When Viktor's feet came into view, I paused briefly to say, “Raze. The only name I've ever been called is
Raze
. Because I'd
raze
any fucker that got in my way.”

 

9

KISA

“Have you paid off the Feds? Are the high rollers on board for all three nights?” I asked Talia through my cell as I got out of the backseat of the car and headed inside the training gym to my office.

“Yes and yes. Everything's arranged.” She bristled. Talia was efficient and equally as competent as me at arranging fight nights. “We're still a fighter down. How are we doing with that?”

I pinched my nose as I slumped behind my desk. “I'm on it today. Yiv mentioned a buy-in, some mysterious big psycho who came in showing an interest, so I'm going to try and follow up on that.”

Talia helped Ivan with the finances, the sponsors and the men that chased up any outstanding debts. She never attended the fights. After losing her brother years ago, she couldn't bear to be around violence and death.
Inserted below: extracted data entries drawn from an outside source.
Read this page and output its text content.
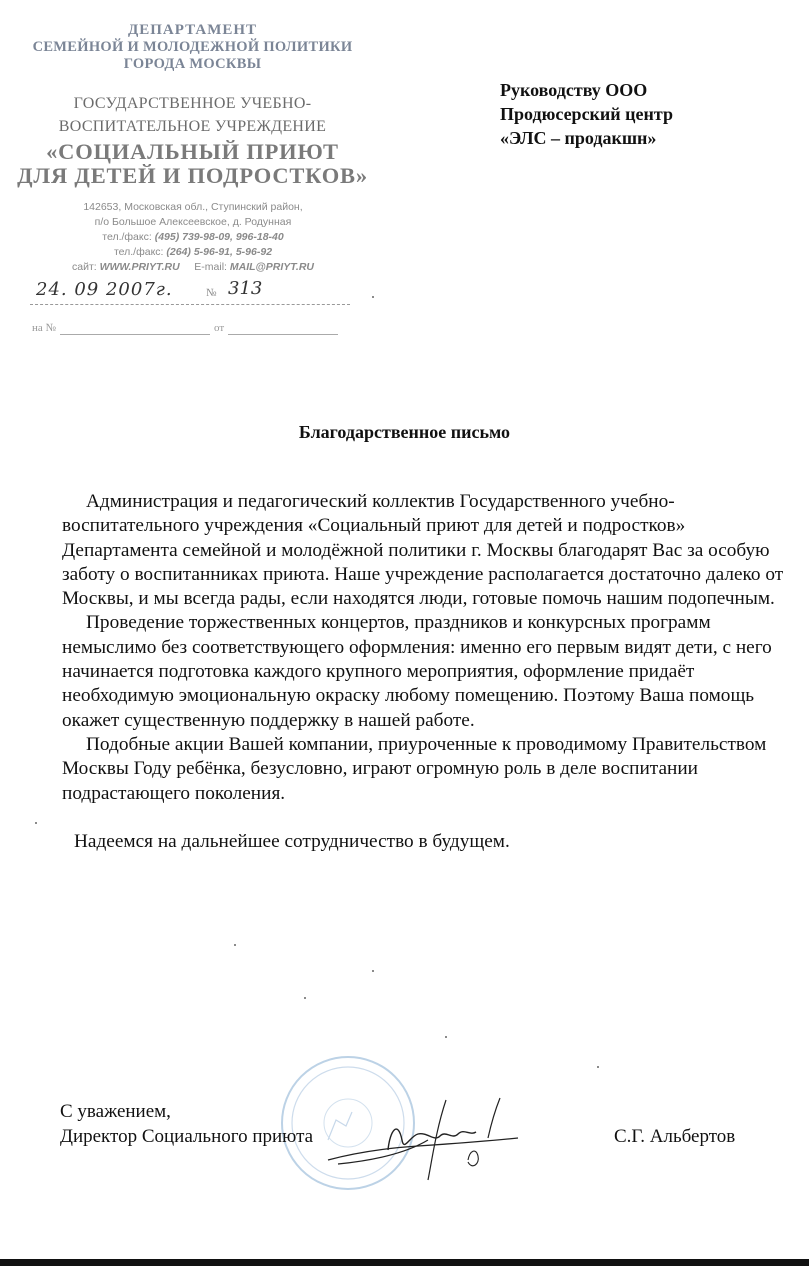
ДЕПАРТАМЕНТ
СЕМЕЙНОЙ И МОЛОДЕЖНОЙ ПОЛИТИКИ
ГОРОДА МОСКВЫ
ГОСУДАРСТВЕННОЕ УЧЕБНО-
ВОСПИТАТЕЛЬНОЕ УЧРЕЖДЕНИЕ
«СОЦИАЛЬНЫЙ ПРИЮТ
ДЛЯ ДЕТЕЙ И ПОДРОСТКОВ»
142653, Московская обл., Ступинский район,
п/о Большое Алексеевское, д. Родунная
тел./факс: (495) 739-98-09, 996-18-40
тел./факс: (264) 5-96-91, 5-96-92
сайт: WWW.PRIYT.RU E-mail: MAIL@PRIYT.RU
24. 09 2007г.	№ 313
на №	от
Руководству ООО
Продюсерский центр
«ЭЛС – продакшн»
Благодарственное письмо

Администрация и педагогический коллектив Государственного учебно-воспитательного учреждения «Социальный приют для детей и подростков» Департамента семейной и молодёжной политики г. Москвы благодарят Вас за особую заботу о воспитанниках приюта. Наше учреждение располагается достаточно далеко от Москвы, и мы всегда рады, если находятся люди, готовые помочь нашим подопечным.

Проведение торжественных концертов, праздников и конкурсных программ немыслимо без соответствующего оформления: именно его первым видят дети, с него начинается подготовка каждого крупного мероприятия, оформление придаёт необходимую эмоциональную окраску любому помещению. Поэтому Ваша помощь окажет существенную поддержку в нашей работе.

Подобные акции Вашей компании, приуроченные к проводимому Правительством Москвы Году ребёнка, безусловно, играют огромную роль в деле воспитании подрастающего поколения.

Надеемся на дальнейшее сотрудничество в будущем.

С уважением,
Директор Социального приюта	С.Г. Альбертов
“Good,” Talia said in relief. “Now that's all done with, how are you feeling after the other night? You seemed quiet last night at church, too quiet I thought.”

My stomach tightened at her words and I sighed, tracing the knots of wood on my desktop with my fingertip. “I'm fine, Talia. You know why I was quiet. You were too. That date … it's too hard.…” I paused, then added, “I feel like my heart breaks more and more each year. People say that time heals, but it's bull. Time just makes me miss him more, and that ache in my stomach that's been here for years just grows stronger.”
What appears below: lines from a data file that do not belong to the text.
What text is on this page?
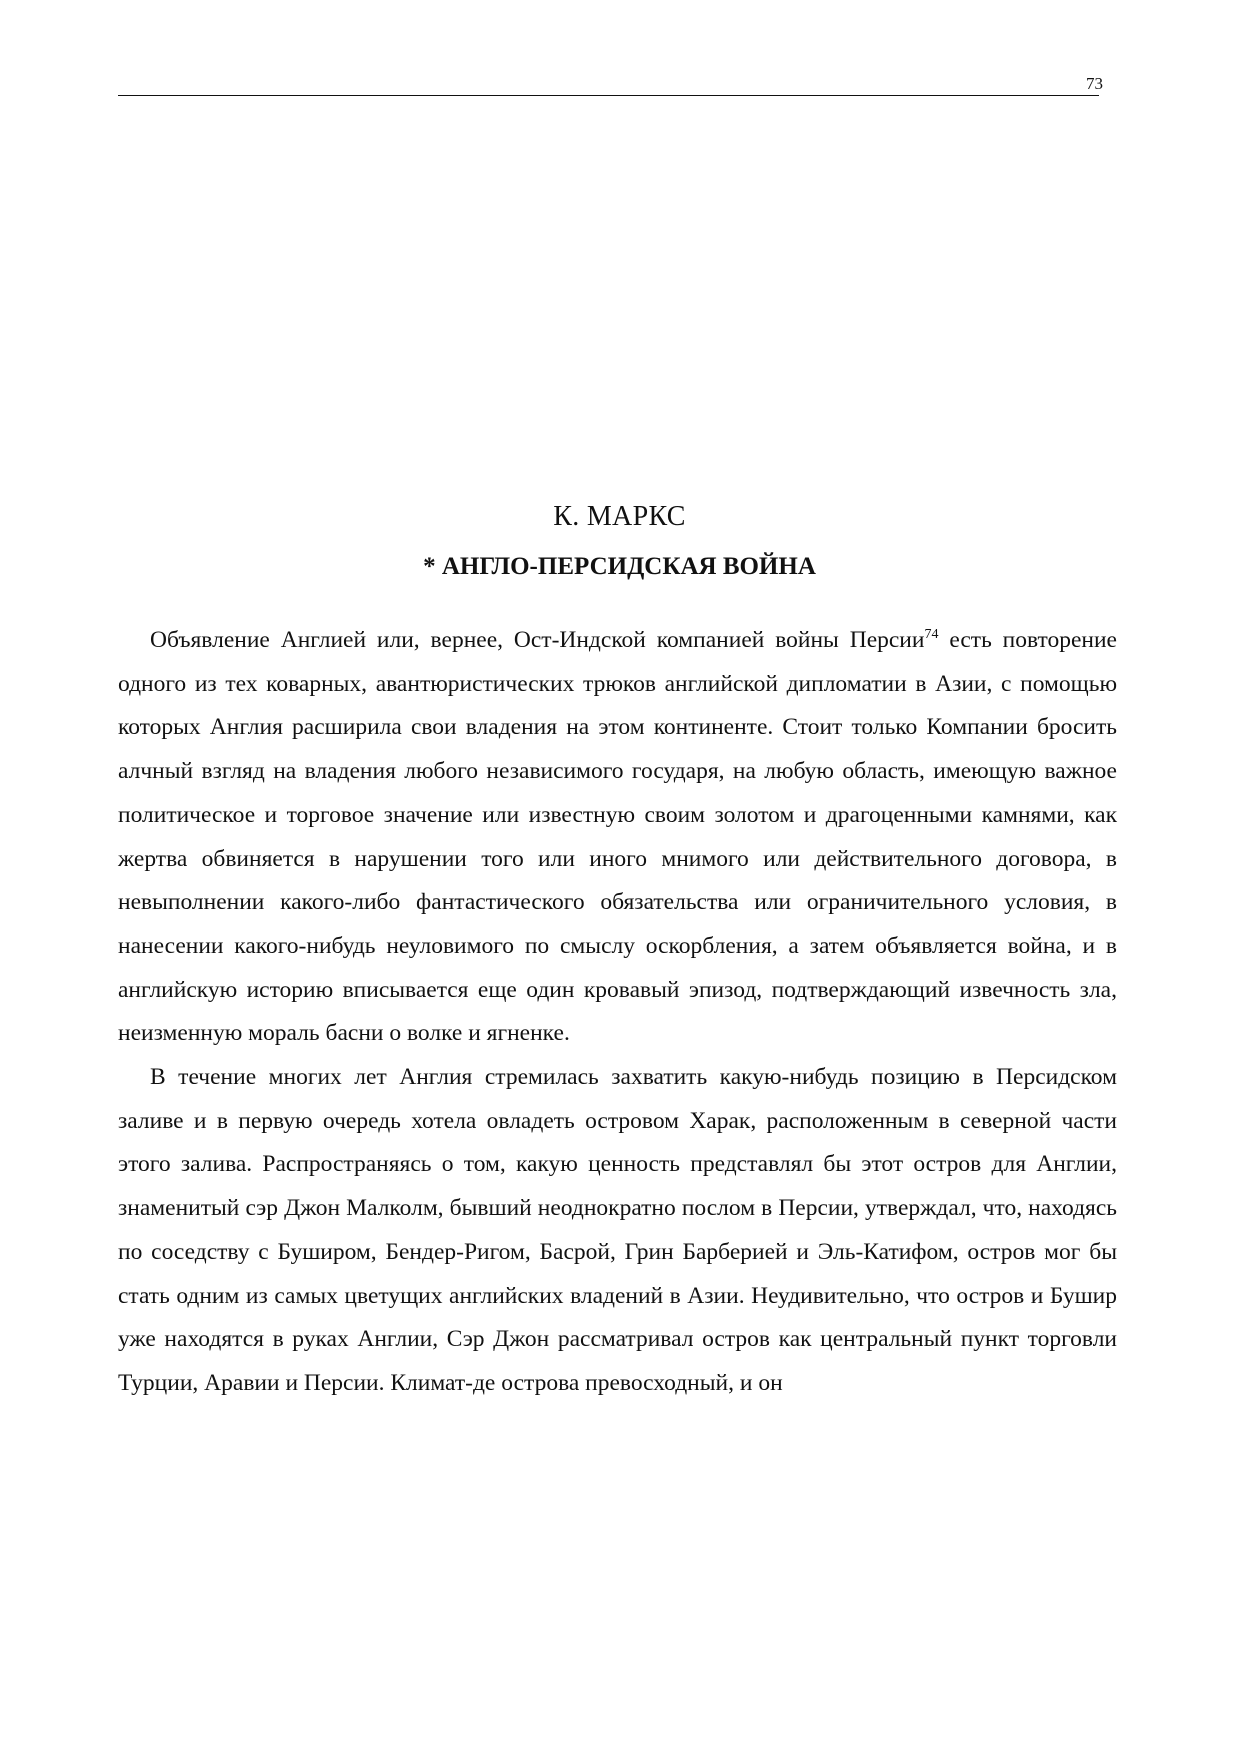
73
К. МАРКС
* АНГЛО-ПЕРСИДСКАЯ ВОЙНА

Объявление Англией или, вернее, Ост-Индской компанией войны Персии$^{74}$ есть повторение одного из тех коварных, авантюристических трюков английской дипломатии в Азии, с помощью которых Англия расширила свои владения на этом континенте. Стоит только Компании бросить алчный взгляд на владения любого независимого государя, на любую область, имеющую важное политическое и торговое значение или известную своим золотом и драгоценными камнями, как жертва обвиняется в нарушении того или иного мнимого или действительного договора, в невыполнении какого-либо фантастического обязательства или ограничительного условия, в нанесении какого-нибудь неуловимого по смыслу оскорбления, а затем объявляется война, и в английскую историю вписывается еще один кровавый эпизод, подтверждающий извечность зла, неизменную мораль басни о волке и ягненке.

В течение многих лет Англия стремилась захватить какую-нибудь позицию в Персидском заливе и в первую очередь хотела овладеть островом Харак, расположенным в северной части этого залива. Распространяясь о том, какую ценность представлял бы этот остров для Англии, знаменитый сэр Джон Малколм, бывший неоднократно послом в Персии, утверждал, что, находясь по соседству с Буширом, Бендер-Ригом, Басрой, Грин Барберией и Эль-Катифом, остров мог бы стать одним из самых цветущих английских владений в Азии. Неудивительно, что остров и Бушир уже находятся в руках Англии, Сэр Джон рассматривал остров как центральный пункт торговли Турции, Аравии и Персии. Климат-де острова превосходный, и он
Talia's heavy sigh echoed on the phone. “I know. I hate that day every year. Mama never stops crying and Papa never helps; he hides away in his office. It's always such a fucking mess, and they all look to me to fix it somehow, like I can change what he did. Like I can bring him back from the dead.”

“Yeah,” I said, not knowing what else to say.

Only silence from the other end of the phone came through.

“You okay, Tal?” I asked.

I could have sworn I heard a sniff, a slip of emotion from my normally ice-cold friend, but Talia's brightened voice soon came through the line. “Always okay, Kisa, always. You know me. I have thick Russian skin. So,” she said, shifting the conversation, as if those words had never been spoken between us. “Seen any more of your homeless defender? I know you went with Father Kruschev again last night.” Talia's voice was hushed, like she was hiding our discussion from anyone who might be listening.

I crooked my head around, making sure the door was closed to the busy gym. Then Talia picked up on my silence.

“What's happened?” she asked, a hint of excitement entering her voice. “I know that pause of silence by now, Kisa!”

Taking a deep breath, I blurted, “I saw him
,
again, last night.”

“Kisa!” Talia reprimanded. “You didn't! If Alik finds out … fuck, he'll go crazy!”

I squeezed my eyes in panic and blurted, “And I gave him ten grand…”

I was positive a tumbleweed rolled through the office during Talia's silence on the other side of our conversation.

“Talia?” I called, unsure if she'd hung up.

“Kisa … what the hell's going on?”

“He saved my life. And he told me he needed ten grand. It's nothing to us, Talia. You know that. So I gave him the cash.”